Au sommet du geste

At the peak of the gesture

Two women, seated on the ground, slowly turn a traditional grinding wheel. Between their hands, repeated circular gestures, inherited from generations. The hard, dense fruit of the argan tree gradually releases its liquid gold.

This photograph, taken in the Moroccan Atlas Mountains and selected by 1X.com, documents ancestral know-how passed down by women. There's no folklore here. Just the daily grind of patient, precise work , rooted in Moroccan rural tradition.

An invisible, but essential gesture

The artisanal production of argan oil is based entirely on the gesture: breaking the shells, sorting the kernels, roasting them, then grinding them manually.

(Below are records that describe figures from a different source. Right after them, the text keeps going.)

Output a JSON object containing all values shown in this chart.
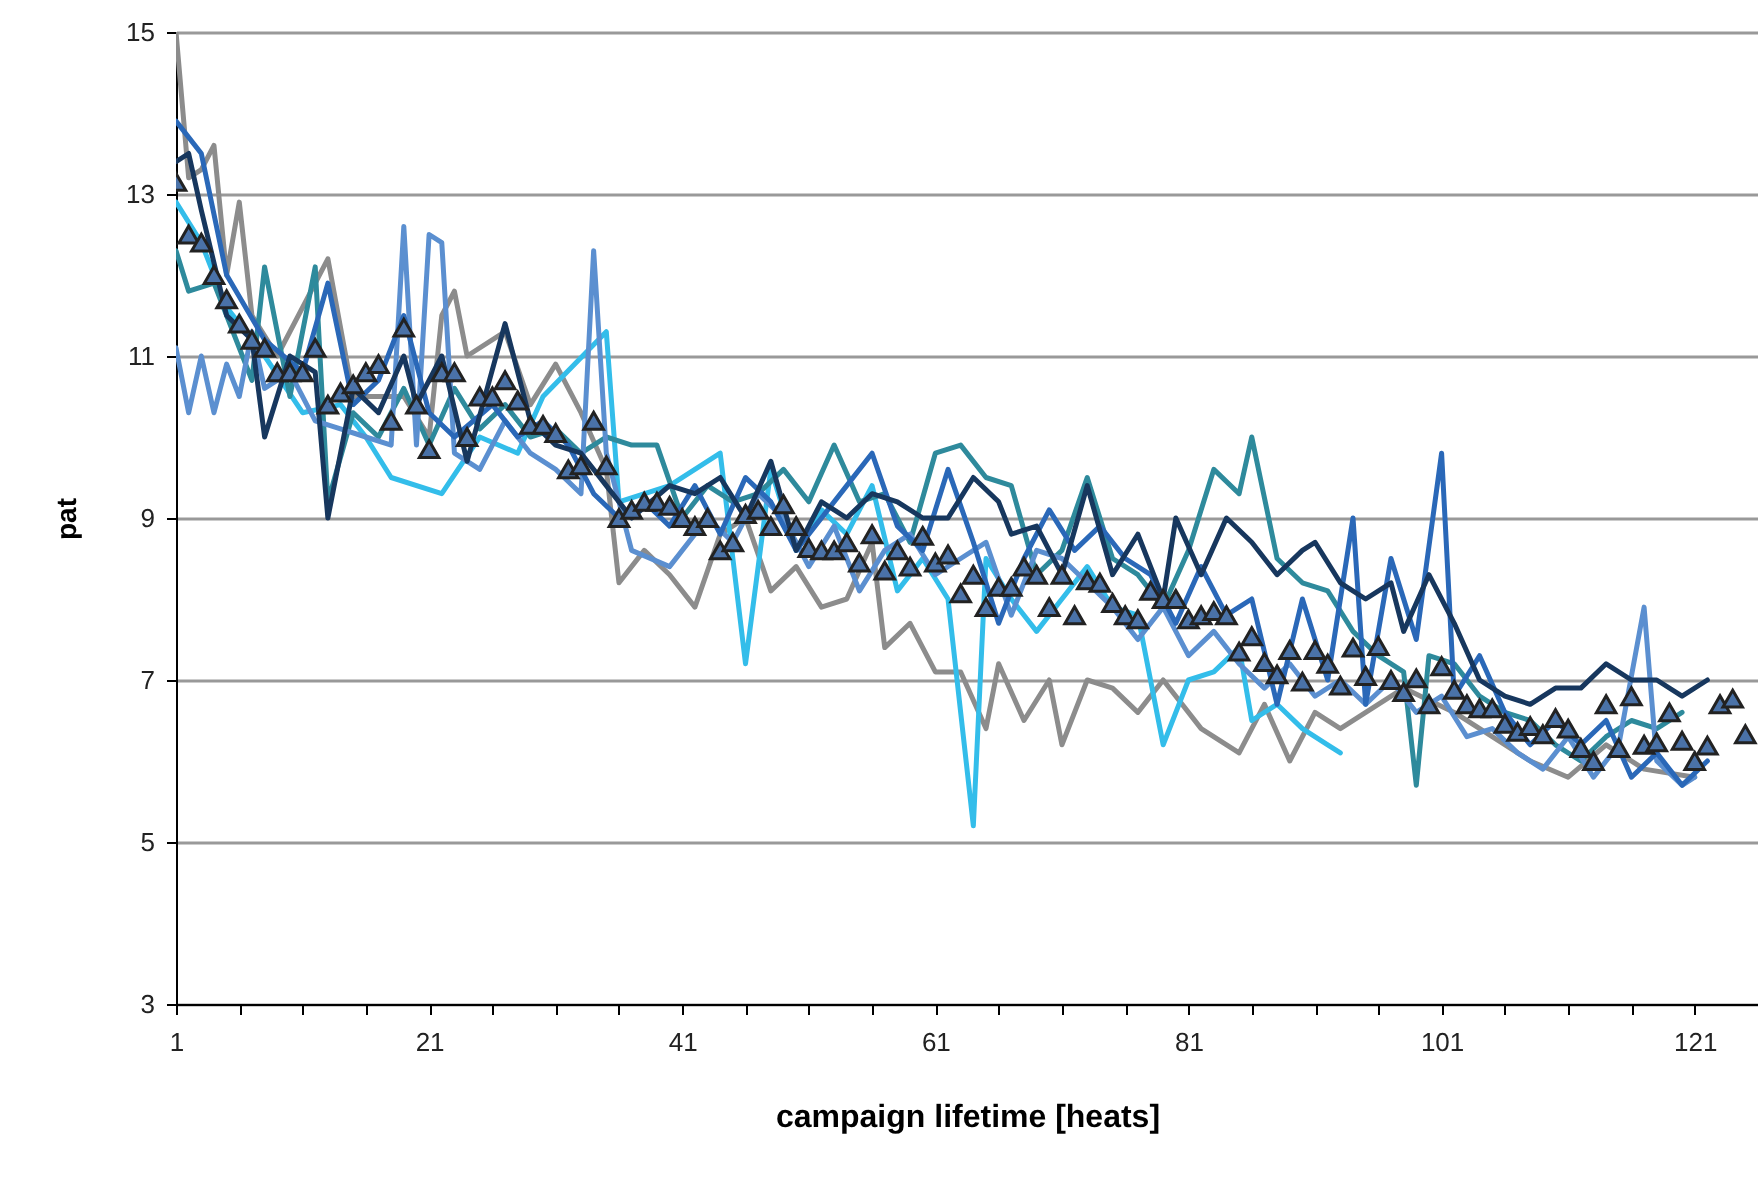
{
  "chart_data": {
    "type": "line",
    "xlabel": "campaign lifetime [heats]",
    "ylabel": "pat",
    "xlim": [
      1,
      126
    ],
    "xticks": [
      1,
      {
        "value": 6,
        "label": null
      },
      {
        "value": 11,
        "label": null
      },
      {
        "value": 16,
        "label": null
      },
      21,
      {
        "value": 26,
        "label": null
      },
      {
        "value": 31,
        "label": null
      },
      {
        "value": 36,
        "label": null
      },
      41,
      {
        "value": 46,
        "label": null
      },
      {
        "value": 51,
        "label": null
      },
      {
        "value": 56,
        "label": null
      },
      61,
      {
        "value": 66,
        "label": null
      },
      {
        "value": 71,
        "label": null
      },
      {
        "value": 76,
        "label": null
      },
      81,
      {
        "value": 86,
        "label": null
      },
      {
        "value": 91,
        "label": null
      },
      {
        "value": 96,
        "label": null
      },
      101,
      {
        "value": 106,
        "label": null
      },
      {
        "value": 111,
        "label": null
      },
      {
        "value": 116,
        "label": null
      },
      121
    ],
    "ylim": [
      3,
      15
    ],
    "yticks": [
      3,
      5,
      7,
      9,
      11,
      13,
      15
    ],
    "grid": "y",
    "line_style": "solid",
    "marker": "none",
    "series": [
      {
        "color": "#8c8c8c",
        "x": [
          1,
          2,
          3,
          4,
          5,
          6,
          7,
          9,
          13,
          15,
          19,
          21,
          22,
          23,
          24,
          27,
          29,
          31,
          33,
          35,
          36,
          38,
          40,
          42,
          44,
          46,
          48,
          50,
          52,
          54,
          56,
          57,
          59,
          61,
          63,
          65,
          66,
          68,
          70,
          71,
          73,
          75,
          77,
          79,
          82,
          85,
          87,
          89,
          91,
          93,
          98,
          102,
          105,
          108,
          111,
          114,
          117,
          121
        ],
        "values": [
          15.0,
          13.2,
          13.3,
          13.6,
          12.0,
          12.9,
          11.5,
          11.0,
          12.2,
          10.5,
          10.5,
          10.0,
          11.5,
          11.8,
          11.0,
          11.3,
          10.4,
          10.9,
          10.3,
          9.6,
          8.2,
          8.6,
          8.3,
          7.9,
          8.8,
          9.0,
          8.1,
          8.4,
          7.9,
          8.0,
          8.7,
          7.4,
          7.7,
          7.1,
          7.1,
          6.4,
          7.2,
          6.5,
          7.0,
          6.2,
          7.0,
          6.9,
          6.6,
          7.0,
          6.4,
          6.1,
          6.7,
          6.0,
          6.6,
          6.4,
          6.9,
          6.6,
          6.3,
          6.0,
          5.8,
          6.2,
          5.9,
          5.8
        ]
      },
      {
        "color": "#33bdea",
        "x": [
          1,
          3,
          5,
          8,
          11,
          14,
          16,
          18,
          22,
          25,
          28,
          30,
          35,
          36,
          40,
          44,
          46,
          48,
          50,
          52,
          54,
          56,
          58,
          60,
          62,
          64,
          65,
          67,
          69,
          71,
          73,
          75,
          77,
          79,
          81,
          83,
          85,
          86,
          88,
          90,
          92,
          93
        ],
        "values": [
          12.9,
          12.4,
          11.6,
          11.0,
          10.3,
          10.4,
          10.0,
          9.5,
          9.3,
          10.0,
          9.8,
          10.5,
          11.3,
          9.2,
          9.4,
          9.8,
          7.2,
          9.6,
          8.6,
          9.1,
          8.8,
          9.4,
          8.1,
          8.5,
          8.0,
          5.2,
          8.5,
          8.0,
          7.6,
          8.0,
          8.4,
          7.9,
          7.8,
          6.2,
          7.0,
          7.1,
          7.4,
          6.5,
          6.7,
          6.4,
          6.2,
          6.1
        ]
      },
      {
        "color": "#2e8a9c",
        "x": [
          1,
          2,
          4,
          5,
          7,
          8,
          10,
          12,
          13,
          15,
          17,
          19,
          21,
          23,
          25,
          27,
          29,
          31,
          33,
          35,
          37,
          39,
          41,
          43,
          45,
          47,
          49,
          51,
          53,
          55,
          57,
          59,
          61,
          63,
          65,
          67,
          69,
          71,
          73,
          75,
          77,
          79,
          81,
          83,
          85,
          86,
          88,
          90,
          92,
          94,
          96,
          98,
          99,
          100,
          102,
          104,
          106,
          108,
          110,
          112,
          114,
          116,
          118,
          120
        ],
        "values": [
          12.3,
          11.8,
          11.9,
          11.5,
          10.7,
          12.1,
          10.5,
          12.1,
          9.2,
          10.3,
          10.0,
          10.6,
          9.9,
          10.6,
          10.1,
          10.4,
          10.0,
          10.1,
          9.8,
          10.0,
          9.9,
          9.9,
          9.0,
          9.4,
          9.2,
          9.3,
          9.6,
          9.2,
          9.9,
          9.2,
          9.3,
          8.7,
          9.8,
          9.9,
          9.5,
          9.4,
          8.3,
          8.6,
          9.5,
          8.5,
          8.3,
          7.9,
          8.6,
          9.6,
          9.3,
          10.0,
          8.5,
          8.2,
          8.1,
          7.6,
          7.3,
          7.1,
          5.7,
          7.3,
          7.2,
          6.8,
          6.6,
          6.5,
          6.2,
          6.0,
          6.3,
          6.5,
          6.4,
          6.6
        ]
      },
      {
        "color": "#5b8fd0",
        "x": [
          1,
          2,
          3,
          4,
          5,
          6,
          7,
          8,
          10,
          12,
          14,
          16,
          18,
          19,
          20,
          21,
          22,
          23,
          25,
          27,
          29,
          31,
          33,
          34,
          35,
          37,
          40,
          43,
          45,
          47,
          49,
          51,
          53,
          55,
          57,
          59,
          61,
          63,
          65,
          67,
          69,
          71,
          73,
          75,
          77,
          79,
          81,
          83,
          85,
          87,
          89,
          91,
          93,
          95,
          97,
          99,
          101,
          103,
          105,
          107,
          109,
          111,
          113,
          115,
          117,
          118,
          120,
          121
        ],
        "values": [
          11.1,
          10.3,
          11.0,
          10.3,
          10.9,
          10.5,
          11.3,
          10.6,
          10.8,
          10.2,
          10.1,
          10.0,
          9.9,
          12.6,
          9.9,
          12.5,
          12.4,
          9.8,
          9.6,
          10.2,
          9.8,
          9.6,
          9.3,
          12.3,
          9.8,
          8.6,
          8.4,
          9.0,
          8.7,
          9.3,
          9.0,
          8.4,
          8.9,
          8.1,
          8.6,
          8.8,
          8.3,
          8.5,
          8.7,
          7.8,
          8.6,
          8.5,
          8.2,
          7.9,
          7.5,
          7.9,
          7.3,
          7.6,
          7.2,
          6.9,
          7.2,
          6.8,
          7.0,
          6.7,
          7.0,
          6.6,
          6.8,
          6.3,
          6.4,
          6.1,
          5.9,
          6.3,
          5.8,
          6.2,
          7.9,
          6.0,
          5.7,
          5.8
        ]
      },
      {
        "color": "#2a68b8",
        "x": [
          1,
          3,
          5,
          8,
          11,
          13,
          15,
          17,
          19,
          21,
          23,
          26,
          28,
          30,
          32,
          34,
          36,
          38,
          40,
          42,
          44,
          46,
          48,
          50,
          52,
          54,
          56,
          58,
          60,
          62,
          64,
          66,
          68,
          70,
          72,
          74,
          76,
          78,
          80,
          82,
          84,
          86,
          88,
          90,
          92,
          94,
          95,
          97,
          99,
          101,
          102,
          104,
          106,
          108,
          110,
          112,
          114,
          116,
          118,
          120,
          122
        ],
        "values": [
          13.9,
          13.5,
          12.0,
          11.2,
          10.8,
          11.9,
          10.4,
          10.7,
          11.5,
          10.3,
          10.0,
          10.4,
          10.0,
          10.2,
          9.9,
          9.3,
          9.0,
          9.2,
          8.9,
          9.4,
          8.8,
          9.5,
          9.2,
          8.6,
          9.0,
          9.4,
          9.8,
          8.9,
          8.6,
          9.6,
          8.7,
          7.7,
          8.5,
          9.1,
          8.6,
          8.9,
          8.5,
          8.3,
          7.7,
          8.4,
          7.8,
          8.0,
          6.7,
          8.0,
          7.0,
          9.0,
          6.7,
          8.5,
          7.5,
          9.8,
          6.8,
          7.3,
          6.6,
          6.2,
          6.5,
          6.2,
          6.5,
          5.8,
          6.1,
          5.7,
          6.0
        ]
      },
      {
        "color": "#17375e",
        "x": [
          1,
          2,
          3,
          5,
          7,
          8,
          10,
          12,
          13,
          15,
          17,
          19,
          20,
          22,
          24,
          27,
          29,
          31,
          33,
          35,
          37,
          40,
          42,
          44,
          46,
          48,
          50,
          52,
          54,
          56,
          58,
          60,
          62,
          64,
          66,
          67,
          69,
          71,
          73,
          75,
          77,
          79,
          80,
          82,
          84,
          86,
          88,
          90,
          91,
          93,
          95,
          97,
          98,
          100,
          102,
          104,
          106,
          108,
          110,
          112,
          114,
          116,
          118,
          120,
          122
        ],
        "values": [
          13.4,
          13.5,
          12.8,
          11.5,
          11.2,
          10.0,
          11.0,
          10.8,
          9.0,
          10.6,
          10.3,
          11.0,
          10.4,
          11.0,
          9.7,
          11.4,
          10.2,
          9.9,
          9.8,
          9.4,
          9.0,
          9.4,
          9.3,
          9.5,
          9.0,
          9.7,
          8.6,
          9.2,
          9.0,
          9.3,
          9.2,
          9.0,
          9.0,
          9.5,
          9.2,
          8.8,
          8.9,
          8.3,
          9.4,
          8.3,
          8.8,
          8.0,
          9.0,
          8.3,
          9.0,
          8.7,
          8.3,
          8.6,
          8.7,
          8.2,
          8.0,
          8.2,
          7.6,
          8.3,
          7.7,
          7.0,
          6.8,
          6.7,
          6.9,
          6.9,
          7.2,
          7.0,
          7.0,
          6.8,
          7.0
        ]
      },
      {
        "type": "scatter",
        "marker": "triangle",
        "color": "#4a72a8",
        "x": [
          1,
          2,
          3,
          4,
          5,
          6,
          7,
          8,
          9,
          10,
          11,
          12,
          13,
          14,
          15,
          16,
          17,
          18,
          19,
          20,
          21,
          22,
          23,
          24,
          25,
          26,
          27,
          28,
          29,
          30,
          31,
          32,
          33,
          34,
          35,
          36,
          37,
          38,
          39,
          40,
          41,
          42,
          43,
          44,
          45,
          46,
          47,
          48,
          49,
          50,
          51,
          52,
          53,
          54,
          55,
          56,
          57,
          58,
          59,
          60,
          61,
          62,
          63,
          64,
          65,
          66,
          67,
          68,
          69,
          70,
          71,
          72,
          73,
          74,
          75,
          76,
          77,
          78,
          79,
          80,
          81,
          82,
          83,
          84,
          85,
          86,
          87,
          88,
          89,
          90,
          91,
          92,
          93,
          94,
          95,
          96,
          97,
          98,
          99,
          100,
          101,
          102,
          103,
          104,
          105,
          106,
          107,
          108,
          109,
          110,
          111,
          112,
          113,
          114,
          115,
          116,
          117,
          118,
          119,
          120,
          121,
          122,
          123,
          124,
          125
        ],
        "values": [
          13.15,
          12.5,
          12.4,
          12.0,
          11.7,
          11.4,
          11.2,
          11.1,
          10.8,
          10.8,
          10.8,
          11.1,
          10.4,
          10.55,
          10.65,
          10.8,
          10.9,
          10.2,
          11.35,
          10.4,
          9.85,
          10.8,
          10.8,
          10.0,
          10.5,
          10.5,
          10.7,
          10.45,
          10.15,
          10.15,
          10.05,
          9.6,
          9.65,
          10.2,
          9.65,
          9.0,
          9.1,
          9.2,
          9.2,
          9.15,
          9.0,
          8.9,
          9.0,
          8.6,
          8.7,
          9.05,
          9.1,
          8.9,
          9.17,
          8.9,
          8.63,
          8.6,
          8.6,
          8.7,
          8.45,
          8.8,
          8.35,
          8.6,
          8.4,
          8.78,
          8.45,
          8.55,
          8.07,
          8.3,
          7.9,
          8.15,
          8.15,
          8.4,
          8.3,
          7.9,
          8.3,
          7.8,
          8.23,
          8.2,
          7.95,
          7.8,
          7.75,
          8.1,
          8.0,
          8.0,
          7.75,
          7.8,
          7.85,
          7.8,
          7.35,
          7.54,
          7.22,
          7.07,
          7.37,
          6.98,
          7.37,
          7.2,
          6.93,
          7.4,
          7.05,
          7.42,
          7.0,
          6.85,
          7.02,
          6.7,
          7.17,
          6.88,
          6.7,
          6.65,
          6.65,
          6.46,
          6.36,
          6.43,
          6.33,
          6.53,
          6.4,
          6.16,
          6.0,
          6.7,
          6.16,
          6.8,
          6.2,
          6.23,
          6.6,
          6.25,
          6.0,
          6.19,
          6.7,
          6.77,
          6.33
        ]
      }
    ]
  }
}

This gesture, invisible in commercial circuits, is here placed at the center of the image. The stone millstones , the textiles , the woven baskets , the stained hands tell as much as the concentrated faces.

This is not a reconstruction. It is a real scene, in a village in the High Atlas, where women, often grouped into cooperatives, produce a precious oil while keeping alive knowledge that is often threatened with extinction.

A feminine and local economy

Argan grows only in a very limited geographical area, between Essaouira and Taroudant. Its manual processing represents an essential source of income for many rural Moroccan women . At the same time, it embodies a form of gentle resistance to the growing industrialization of the sector.

This photograph is part of a larger documentary project: Valoriser l'Invisible , which highlights gestures, professions, territories and heritage that are undervalued or forgotten.